Autumn and winter days are gloomy and brief, the nights long and forbidding as one of the original Grimm fairy tales (before they censored the really nasty bits). The weather here in the UK is by turns warm, wet and windy, and clear, still and crystal bright with frost.
While the summer inspires me to be outside, writing never feels a more attractive prospect than during the colder months, when there are no butterflies to chase and bees to bother.
And so this autumn I found myself entering several writing competitions*. Okay, it helps that Halloween brings a swollen crop of writing challenges and there’s nothing excites me more than dipping my stubby toe in the murky waters of the dark and the creepy.
The idea for one competition sprang from another favourite past time – television.
The Antiques Roadshow was on the box. For those unfamiliar with the programme, the Roadshow is a BBC staple (it first aired in 1979) which encourages people to raid their attics, empty the contents into the grounds of a stately home and stand for hours in the pouring rain/blazing sun waiting for an expert to tell them their treasure is worthless tat or – very occasionally – that it really is treasure.
The fun comes in watching the reactions of the owners as they hear the news, usually falling into two camps,
The ‘Well-I-love-it-anyway-despite-how-obviously-ugly-and-worthless-it-is’ Camp
and
The ‘It’ll-stay-in-the-family-despite-being-terrifically-ugly-and-worth-more-than-my-house’ Camp.

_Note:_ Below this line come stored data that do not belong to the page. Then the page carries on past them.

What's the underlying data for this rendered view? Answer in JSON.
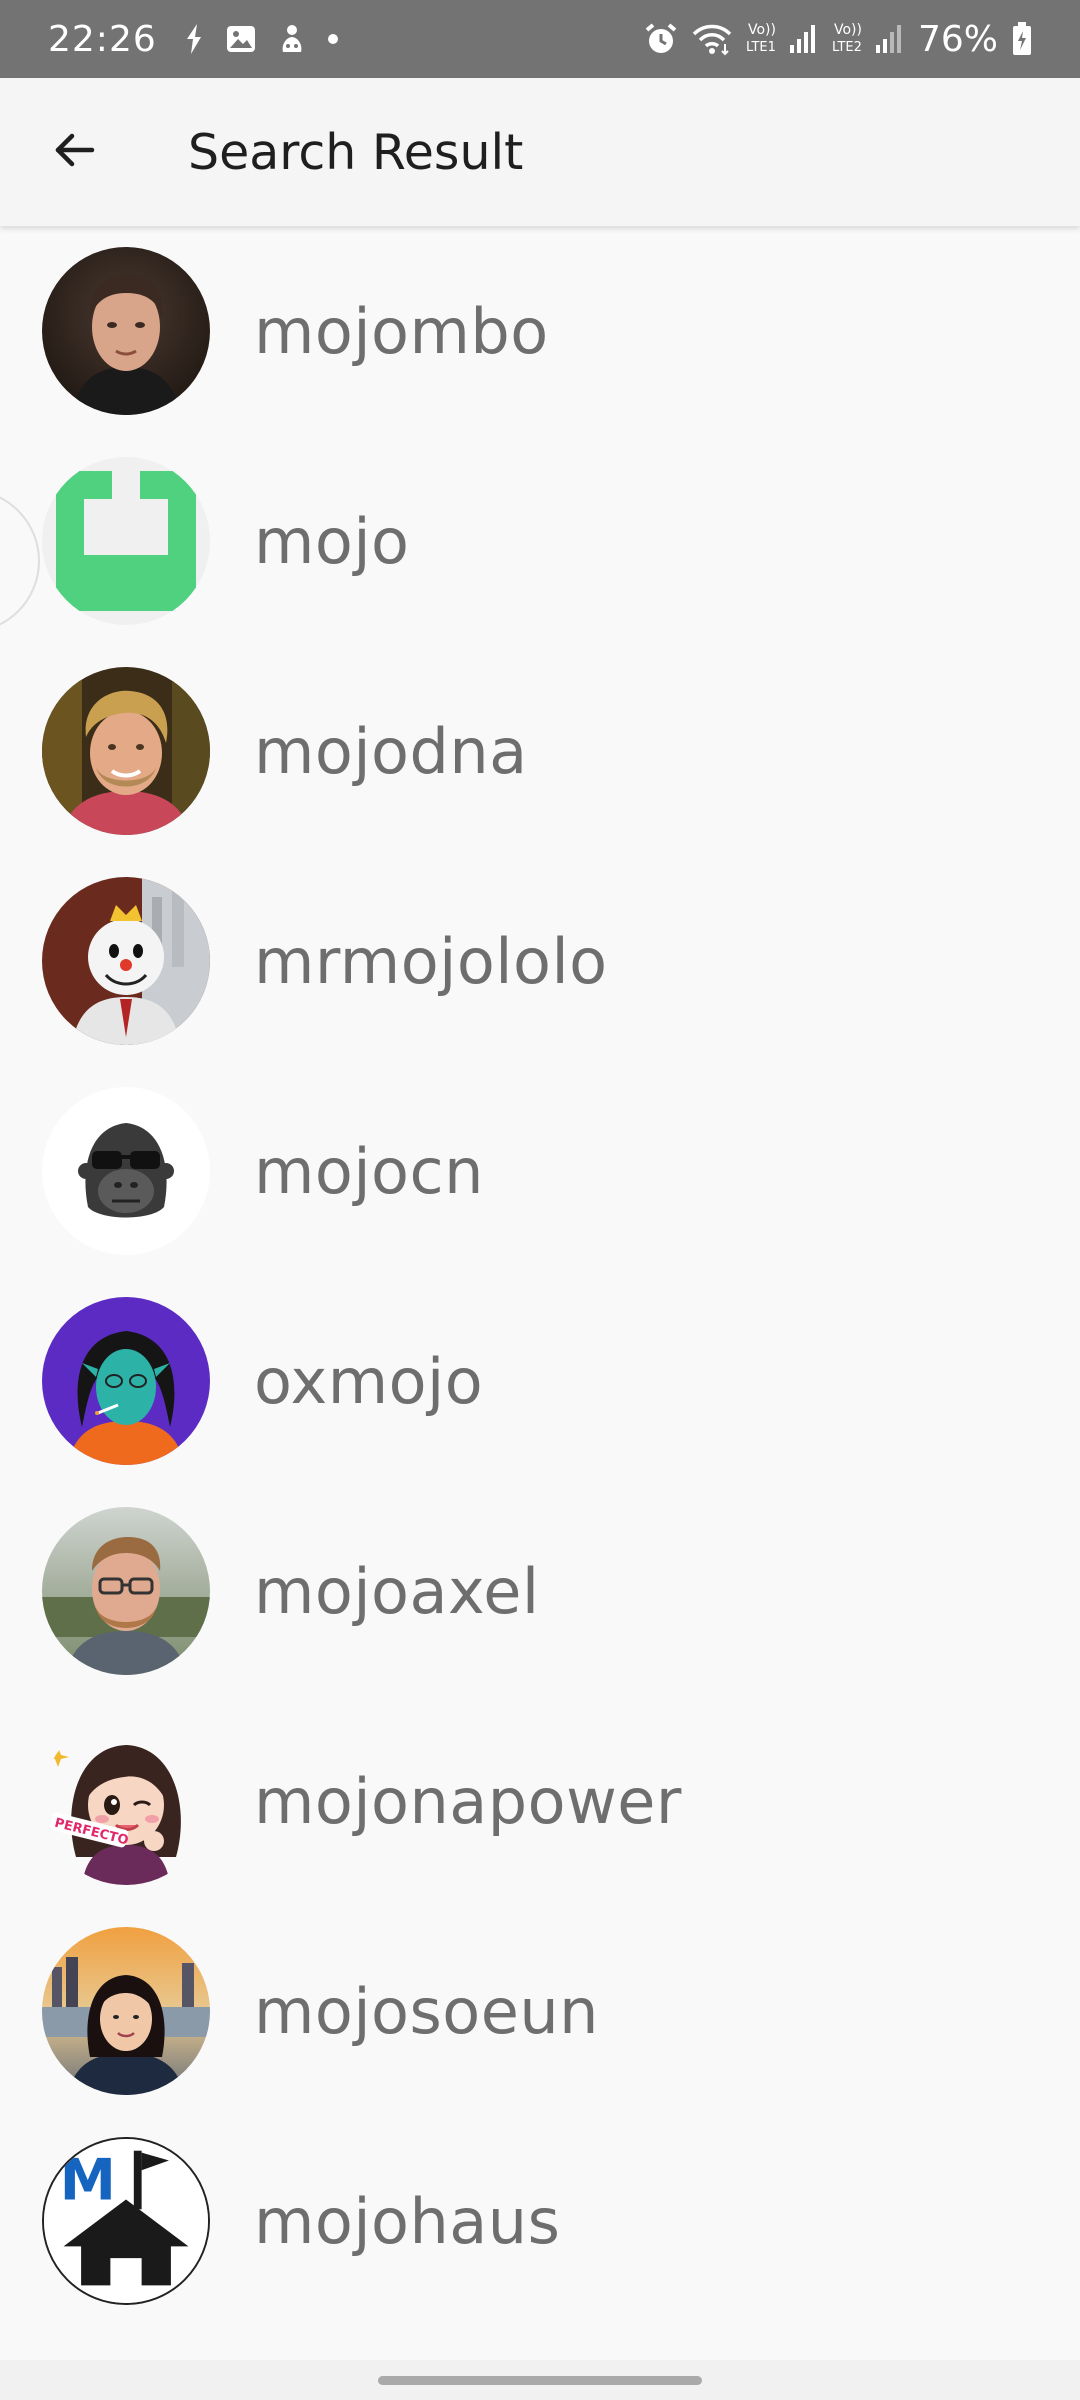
{
  "status_bar": {
    "time": "22:26",
    "battery": "76%",
    "icons": [
      "sync-icon",
      "gallery-icon",
      "game-icon",
      "dot-icon",
      "alarm-icon",
      "wifi-icon",
      "lte1-signal-icon",
      "lte2-signal-icon",
      "battery-charging-icon"
    ],
    "lte1_label_top": "Vo))",
    "lte1_label_bottom": "LTE1",
    "lte2_label_top": "Vo))",
    "lte2_label_bottom": "LTE2"
  },
  "app_bar": {
    "back_icon": "arrow-back-icon",
    "title": "Search Result"
  },
  "results": [
    {
      "username": "mojombo",
      "avatar": "photo-man-dark-hair"
    },
    {
      "username": "mojo",
      "avatar": "green-identicon"
    },
    {
      "username": "mojodna",
      "avatar": "photo-man-blond-beard"
    },
    {
      "username": "mrmojololo",
      "avatar": "jack-mascot"
    },
    {
      "username": "mojocn",
      "avatar": "gorilla-sunglasses"
    },
    {
      "username": "oxmojo",
      "avatar": "blue-character-illustration"
    },
    {
      "username": "mojoaxel",
      "avatar": "photo-man-glasses"
    },
    {
      "username": "mojonapower",
      "avatar": "cartoon-girl-perfecto"
    },
    {
      "username": "mojosoeun",
      "avatar": "photo-woman-sunset"
    },
    {
      "username": "mojohaus",
      "avatar": "mojohaus-logo"
    }
  ],
  "avatar_texts": {
    "perfecto": "PERFECTO",
    "mojohaus_letter": "M"
  },
  "colors": {
    "status_bar_bg": "#737373",
    "app_bar_bg": "#f5f5f5",
    "content_bg": "#f9f9f9",
    "username_text": "#6e6e6e",
    "identicon_green": "#4fd17f",
    "mojohaus_blue": "#1565c0"
  }
}
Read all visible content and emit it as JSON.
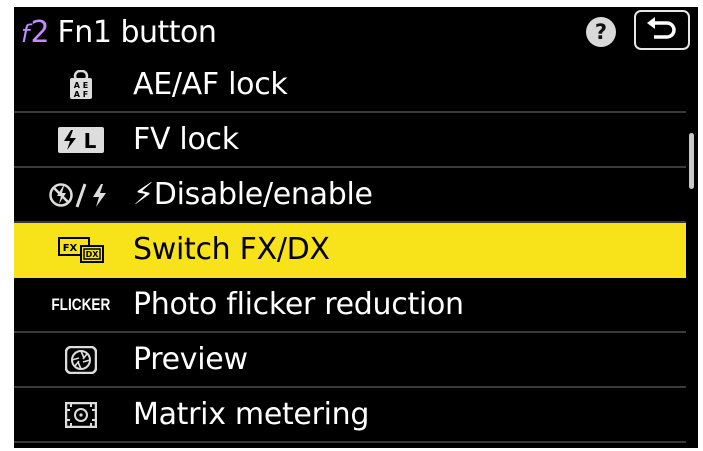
{
  "header": {
    "menu_code_prefix": "f",
    "menu_code_number": "2",
    "title": "Fn1 button",
    "help_symbol": "?",
    "back_icon": "return-arrow-icon"
  },
  "items": [
    {
      "icon": "ae-af-lock-icon",
      "label": "AE/AF lock"
    },
    {
      "icon": "fv-lock-icon",
      "label": "FV lock"
    },
    {
      "icon": "flash-disable-enable-icon",
      "label": "⚡Disable/enable"
    },
    {
      "icon": "fx-dx-icon",
      "label": "Switch FX/DX",
      "selected": true
    },
    {
      "icon": "flicker-icon",
      "icon_text": "FLICKER",
      "label": "Photo flicker reduction"
    },
    {
      "icon": "preview-aperture-icon",
      "label": "Preview"
    },
    {
      "icon": "matrix-metering-icon",
      "label": "Matrix metering"
    }
  ],
  "colors": {
    "highlight": "#f8e21a",
    "menu_code": "#c58cff",
    "background": "#000000"
  }
}
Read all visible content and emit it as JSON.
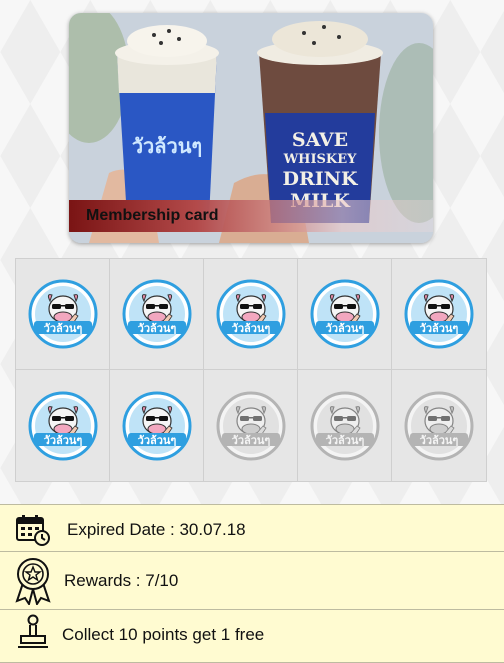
{
  "card": {
    "label": "Membership card",
    "cup_brand_text": "วัวล้วนๆ",
    "cup_slogan": [
      "SAVE",
      "WHISKEY",
      "DRINK",
      "MILK"
    ]
  },
  "stamps": {
    "total": 10,
    "collected": 7,
    "brand_text": "วัวล้วนๆ"
  },
  "info": {
    "expire": "Expired  Date : 30.07.18",
    "rewards": "Rewards : 7/10",
    "collect": "Collect 10 points get 1 free"
  },
  "colors": {
    "accent_red": "#7a1414",
    "row_background": "#fffbd1",
    "stamp_blue": "#2f9fe0"
  }
}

Which if you believe them means no one sells anything that’s been valued – ever.
Anyway, we were watching an episode that featured Victorian mourning jewellery made from human hair. Because the Victorians had very different views on death and thought it perfectly acceptable to pop their dead granny down to the photographic studio to have her portrait taken for the album before lopping off her hair and having it woven into a brooch, a watch chain, a ring or even a framed family tree – if there were enough dead relatives to make a tree of course.
Watching this fascinating piece, my writer’s mind wandered …
Along the back streets of Victorian Manchester, to a lace maker down on her luck who one day takes on a rather unusual commission …
I came runner up in the Writing Magazine Dark Tales competition with the resulting story, The Lace Maker. To read the story, the judge’s comments and to see my equally creepy author head shot, see here.
And the moral of this tale?
Don’t let anyone tell you being away from your laptop/typewriter/notepad is a waste of writing time. Watching TV and films, reading books, going for long walks and communing with bumble bees all have their place in the writers’ life and in feeding your inspiration.
Just make sure you get your bum on a seat afterwards so you can carve a story from those sparks of creativity.
***
*Of the other three stories I wrote this autumn, I wasn’t placed in one and haven’t yet heard about the others. Watch this space. Or not, because, let’s face it, I’ll only write a post if I win.